Blockchain security firm OpenZeppelin recently attempted to test whether artificial intelligence (AI) tools could replace human auditors in smart contract auditing. Using OpenAI’s ChatGPT-4, the firm’s Mariko Wakabayashi and Felix Wegener pitted the AI model against their Ethernaut security challenge. Ethernaut is a wargame consisting of 28 smart contracts, or levels, to be hacked in the Ethereum Virtual Machine. To win, players must find the correct exploit for each level.
ChatGPT-4 managed to find the exploit and pass 20 of the 28 levels. However, it struggled with newer ones introduced after its September 2021 training data cutoff date. The plugin enabling web connectivity was not included in the test. OpenZeppelin expects its auditors to complete all Ethernaut levels, meaning ChatGPT-4 is currently incapable of replacing human auditors.

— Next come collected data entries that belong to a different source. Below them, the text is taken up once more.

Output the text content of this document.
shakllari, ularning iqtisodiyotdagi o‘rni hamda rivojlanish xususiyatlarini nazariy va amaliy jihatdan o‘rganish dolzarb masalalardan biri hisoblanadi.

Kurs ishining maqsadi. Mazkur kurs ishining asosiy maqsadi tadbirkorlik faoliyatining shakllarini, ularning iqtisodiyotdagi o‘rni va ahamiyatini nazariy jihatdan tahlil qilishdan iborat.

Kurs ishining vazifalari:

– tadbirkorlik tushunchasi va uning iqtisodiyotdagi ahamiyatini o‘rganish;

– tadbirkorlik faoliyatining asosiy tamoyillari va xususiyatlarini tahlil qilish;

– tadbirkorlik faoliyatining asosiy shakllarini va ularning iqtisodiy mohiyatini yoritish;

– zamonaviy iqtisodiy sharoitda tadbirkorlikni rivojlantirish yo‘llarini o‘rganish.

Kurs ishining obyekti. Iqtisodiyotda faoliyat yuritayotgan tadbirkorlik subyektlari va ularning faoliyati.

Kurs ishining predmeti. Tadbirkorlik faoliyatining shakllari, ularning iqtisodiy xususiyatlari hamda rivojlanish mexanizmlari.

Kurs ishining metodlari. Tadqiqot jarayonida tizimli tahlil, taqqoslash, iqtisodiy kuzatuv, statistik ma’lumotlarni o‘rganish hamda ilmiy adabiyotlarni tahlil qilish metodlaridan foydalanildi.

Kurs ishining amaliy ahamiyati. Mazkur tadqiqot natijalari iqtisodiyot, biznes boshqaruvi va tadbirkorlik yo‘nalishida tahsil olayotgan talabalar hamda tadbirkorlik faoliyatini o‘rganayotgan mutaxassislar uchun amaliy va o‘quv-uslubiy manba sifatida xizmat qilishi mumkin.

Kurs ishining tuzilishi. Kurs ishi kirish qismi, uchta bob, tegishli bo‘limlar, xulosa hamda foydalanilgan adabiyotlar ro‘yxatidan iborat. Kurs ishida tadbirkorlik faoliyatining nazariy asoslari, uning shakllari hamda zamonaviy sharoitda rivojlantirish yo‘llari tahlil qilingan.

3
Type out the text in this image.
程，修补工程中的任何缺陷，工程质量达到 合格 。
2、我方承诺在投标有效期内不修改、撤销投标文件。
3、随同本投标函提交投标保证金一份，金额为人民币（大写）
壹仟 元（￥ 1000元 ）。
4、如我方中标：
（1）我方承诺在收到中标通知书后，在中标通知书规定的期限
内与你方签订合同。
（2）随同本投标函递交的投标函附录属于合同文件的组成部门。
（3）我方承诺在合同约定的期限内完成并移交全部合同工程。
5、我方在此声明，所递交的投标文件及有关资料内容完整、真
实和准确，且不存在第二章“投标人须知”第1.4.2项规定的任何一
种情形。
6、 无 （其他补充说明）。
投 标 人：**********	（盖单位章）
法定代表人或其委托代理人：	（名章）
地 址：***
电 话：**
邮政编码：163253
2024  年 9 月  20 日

Nevertheless, according to Wakabayashi and Wegener, AI can still be utilized to improve the efficiency of smart contract auditors and detect security vulnerabilities. They noted that an AI model trained using tailored data and output goals could potentially deliver more reliable solutions than chatbots trained on large amounts of data.
While AI tools may increase the efficiency of human auditors, Wegener explained that the total demand for smart contract audits outweighs the capacity to provide high-quality audits. This is expected to continue, leading to a growing number of people employed as auditors in the Web3 space.
Large language models (LLMs) such as ChatGPT-4 may not be ready for smart contract security auditing as they require a high level of precision. LLMs are currently optimized for generating text and having human-like conversations, which may not deliver the precision necessary for smart contract auditing. AI model iterations with better training and data could yield more reliable results in the future.